From the March 2015 issue.
Tuscan ironwork

In Tuscany’s southeast, the Biagiotti family of blacksmiths expertly transform iron bars into beautiful works of art.

By Danielle Gullaci

The story of the Ferro Battuto Biagiotti business began in the early 1900s, when blacksmith Alfredo Biagiotti began experimenting with iron and other metals such as copper and brass from a room in his family home. Working as the village blacksmith, he set the foundations for a family trade that would endure for many years to come. His skills were passed on from one generation to the next, with his son, grandsons and great grandson following in his footsteps.
Alfredo taught his blacksmith skills to his son Mario, who went on to specialise in working with wrought iron.

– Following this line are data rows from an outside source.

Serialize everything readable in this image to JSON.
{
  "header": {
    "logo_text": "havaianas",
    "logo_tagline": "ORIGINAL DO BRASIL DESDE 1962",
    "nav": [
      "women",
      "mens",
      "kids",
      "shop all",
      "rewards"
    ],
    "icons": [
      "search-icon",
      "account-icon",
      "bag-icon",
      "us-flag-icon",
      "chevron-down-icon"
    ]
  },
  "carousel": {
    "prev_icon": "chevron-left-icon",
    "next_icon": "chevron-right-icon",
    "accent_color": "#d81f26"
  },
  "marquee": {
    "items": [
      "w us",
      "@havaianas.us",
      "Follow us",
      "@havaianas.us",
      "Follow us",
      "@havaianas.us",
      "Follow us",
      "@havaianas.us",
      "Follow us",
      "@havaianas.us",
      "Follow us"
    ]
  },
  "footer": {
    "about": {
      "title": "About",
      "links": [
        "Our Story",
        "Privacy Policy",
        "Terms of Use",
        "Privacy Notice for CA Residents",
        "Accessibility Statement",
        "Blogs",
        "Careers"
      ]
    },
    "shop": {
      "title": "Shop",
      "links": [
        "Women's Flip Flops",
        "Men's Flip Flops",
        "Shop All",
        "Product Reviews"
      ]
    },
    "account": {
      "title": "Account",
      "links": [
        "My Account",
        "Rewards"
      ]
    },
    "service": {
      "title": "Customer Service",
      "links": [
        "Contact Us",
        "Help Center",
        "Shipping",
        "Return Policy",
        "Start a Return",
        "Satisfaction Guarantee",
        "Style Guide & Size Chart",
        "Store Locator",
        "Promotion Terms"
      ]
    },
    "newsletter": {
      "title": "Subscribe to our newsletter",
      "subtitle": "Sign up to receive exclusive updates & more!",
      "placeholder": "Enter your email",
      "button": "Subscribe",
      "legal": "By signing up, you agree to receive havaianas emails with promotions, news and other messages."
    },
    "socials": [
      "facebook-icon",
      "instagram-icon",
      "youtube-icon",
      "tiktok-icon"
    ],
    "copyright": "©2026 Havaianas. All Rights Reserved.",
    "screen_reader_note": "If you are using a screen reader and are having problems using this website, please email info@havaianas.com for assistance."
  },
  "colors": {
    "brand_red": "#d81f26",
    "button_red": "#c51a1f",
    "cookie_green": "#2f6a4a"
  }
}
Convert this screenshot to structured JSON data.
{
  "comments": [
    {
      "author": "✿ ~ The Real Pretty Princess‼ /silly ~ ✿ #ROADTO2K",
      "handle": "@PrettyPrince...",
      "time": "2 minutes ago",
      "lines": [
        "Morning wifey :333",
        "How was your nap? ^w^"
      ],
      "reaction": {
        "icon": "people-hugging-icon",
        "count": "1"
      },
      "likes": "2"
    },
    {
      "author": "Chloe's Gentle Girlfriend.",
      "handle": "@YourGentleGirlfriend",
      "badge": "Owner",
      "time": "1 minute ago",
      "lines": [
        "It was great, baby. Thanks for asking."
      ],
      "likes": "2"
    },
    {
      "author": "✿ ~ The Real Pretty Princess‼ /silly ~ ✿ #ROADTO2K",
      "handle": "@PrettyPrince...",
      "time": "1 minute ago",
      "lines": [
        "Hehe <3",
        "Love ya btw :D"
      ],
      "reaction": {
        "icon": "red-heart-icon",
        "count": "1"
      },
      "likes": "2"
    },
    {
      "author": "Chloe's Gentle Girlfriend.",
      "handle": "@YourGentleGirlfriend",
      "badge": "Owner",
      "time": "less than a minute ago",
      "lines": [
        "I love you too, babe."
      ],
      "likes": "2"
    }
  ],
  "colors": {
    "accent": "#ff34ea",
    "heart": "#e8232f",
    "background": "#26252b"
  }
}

Mario set up a workshop and showroom approximately two kilometres from Pienza, a town in the Siena province of Tuscany. A second showroom was then established in the historic centre of Pienza, luring in locals and tourists alike. As the area attracts many tourists, particularly from around Europe and the United States, Ferro Battuto Biagiotti’s works can now be found in homes around the world. The company has also made things like tables and lamps for Australian clients, who discovered the company after stumbling across the attractive workshop during their travels.

Although Mario has now retired, the family business continues through his three sons Alberto, Samuele and Alfredo, and their nephew Giovanni.  

Giovanni joined the family business in 2007 and recalls growing up to the beat of metal and hammers hard at work. “As a child on holidays during the summer, I came to the workshop for fun. My uncles and grandfather showed me how to make many things, like candelabras for example,” he says. “Although I completed other studies in political science, ironwork became my passion. I did two courses in the craft but learnt the techniques of the Tuscan tradition from my uncles and grandfather.”